На каком еще этапе? «Она не индианка». Через дверь кухни я посмотрел на мою мать-ирландку, сидевшую на диване рядом с Мэйв, потом снова отвел взгляд. «Она жила в Индии, но это было давно».

— В общем, я приеду на поезде. После той Пасхи, проведенной с тетей Мэйв, ты приехал на поезде домой один, а тебе было двенадцать; мне четырнадцать, на минуточку.

— Можно без вот этого «на минуточку»? Выражаешься, как мой отец.

— Девочки созревают быстрее, поэтому, если подумать, сейчас я значительно старше тебя-двенадцатилетки.

Я что, правда ей это рассказывал?

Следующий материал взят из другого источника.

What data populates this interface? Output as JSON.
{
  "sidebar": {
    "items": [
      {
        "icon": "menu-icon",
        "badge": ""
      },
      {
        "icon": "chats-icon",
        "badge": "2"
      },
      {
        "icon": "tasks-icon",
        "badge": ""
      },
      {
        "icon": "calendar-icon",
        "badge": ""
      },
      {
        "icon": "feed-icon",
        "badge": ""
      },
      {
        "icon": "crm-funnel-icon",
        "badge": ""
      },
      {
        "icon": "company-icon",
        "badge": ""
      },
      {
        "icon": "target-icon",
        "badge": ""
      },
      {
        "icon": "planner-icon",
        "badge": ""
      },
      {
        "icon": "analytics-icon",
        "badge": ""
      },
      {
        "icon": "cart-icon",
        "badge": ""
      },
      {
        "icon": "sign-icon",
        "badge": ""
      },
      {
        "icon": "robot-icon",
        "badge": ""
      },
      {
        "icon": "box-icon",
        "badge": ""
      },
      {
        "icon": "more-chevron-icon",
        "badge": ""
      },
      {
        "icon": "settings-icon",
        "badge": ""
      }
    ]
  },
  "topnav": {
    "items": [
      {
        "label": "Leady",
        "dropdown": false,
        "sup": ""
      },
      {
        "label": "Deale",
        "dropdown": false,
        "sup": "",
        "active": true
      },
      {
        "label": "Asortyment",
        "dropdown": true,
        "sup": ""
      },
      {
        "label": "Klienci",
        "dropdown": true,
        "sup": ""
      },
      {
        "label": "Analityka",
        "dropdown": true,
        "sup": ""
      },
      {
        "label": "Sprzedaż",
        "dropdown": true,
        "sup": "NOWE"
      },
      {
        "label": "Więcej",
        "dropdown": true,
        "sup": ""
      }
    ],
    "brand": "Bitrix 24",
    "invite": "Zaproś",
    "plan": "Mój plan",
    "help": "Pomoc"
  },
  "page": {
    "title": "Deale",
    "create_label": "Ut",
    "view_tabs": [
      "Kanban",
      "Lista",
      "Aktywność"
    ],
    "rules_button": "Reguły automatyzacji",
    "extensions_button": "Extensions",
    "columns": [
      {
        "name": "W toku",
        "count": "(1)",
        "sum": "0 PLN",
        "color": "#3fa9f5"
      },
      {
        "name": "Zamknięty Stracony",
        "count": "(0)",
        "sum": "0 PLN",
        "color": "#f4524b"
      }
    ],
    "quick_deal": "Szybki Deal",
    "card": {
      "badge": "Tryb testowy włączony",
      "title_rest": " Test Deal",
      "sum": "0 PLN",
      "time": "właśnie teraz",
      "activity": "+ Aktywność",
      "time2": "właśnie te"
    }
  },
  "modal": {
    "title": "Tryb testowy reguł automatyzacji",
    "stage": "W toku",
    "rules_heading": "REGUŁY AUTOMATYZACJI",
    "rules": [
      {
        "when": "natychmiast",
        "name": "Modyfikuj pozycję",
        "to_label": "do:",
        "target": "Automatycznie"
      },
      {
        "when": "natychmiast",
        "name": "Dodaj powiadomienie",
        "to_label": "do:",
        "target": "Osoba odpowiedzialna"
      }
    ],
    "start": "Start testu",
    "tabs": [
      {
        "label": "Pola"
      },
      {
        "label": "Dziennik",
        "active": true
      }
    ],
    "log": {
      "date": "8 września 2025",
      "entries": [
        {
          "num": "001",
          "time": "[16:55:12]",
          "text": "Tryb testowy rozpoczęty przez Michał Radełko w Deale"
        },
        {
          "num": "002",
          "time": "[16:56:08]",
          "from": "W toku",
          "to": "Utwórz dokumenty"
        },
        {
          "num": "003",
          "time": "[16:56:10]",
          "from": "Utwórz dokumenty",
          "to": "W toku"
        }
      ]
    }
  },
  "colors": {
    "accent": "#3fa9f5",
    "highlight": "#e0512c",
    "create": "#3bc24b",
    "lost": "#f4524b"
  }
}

Да, звучала она лет на тридцать, но — никаких путешествий на поезде в одиночку.

— Идея неплохая, но я завтра возвращаюсь домой, после того как свожу Мэйв к врачу.

— Ты сам врач, — сказала она и прыснула.

— Так, Мэй, хватит пародировать маму.

— Я любя, — сказала она. — Но я с ней скоро кукухой поеду. «Шесть миллионов причин держаться подальше от Пенсильвании» — так будет называться моя книга. Передай трубку бабушке, пожалуйста.

Мама, кстати, не спрашивала меня о детях. Ни разу. Флаффи сказала, это потому, что они с Мэйв уже сами ей все рассказали — об успехах Кевина в естественных науках, о балетной школе Мэй. Флаффи сказала, маме ужасно хочется про все узнать, и тот факт, что она не спрашивала меня, — моя вина: от каждой фразы, слетавшей с моих губ, веяло арктическим холодом.

— Она спит, — сказал я.

— Спит? Сейчас два часа дня. Не она же вроде болеет.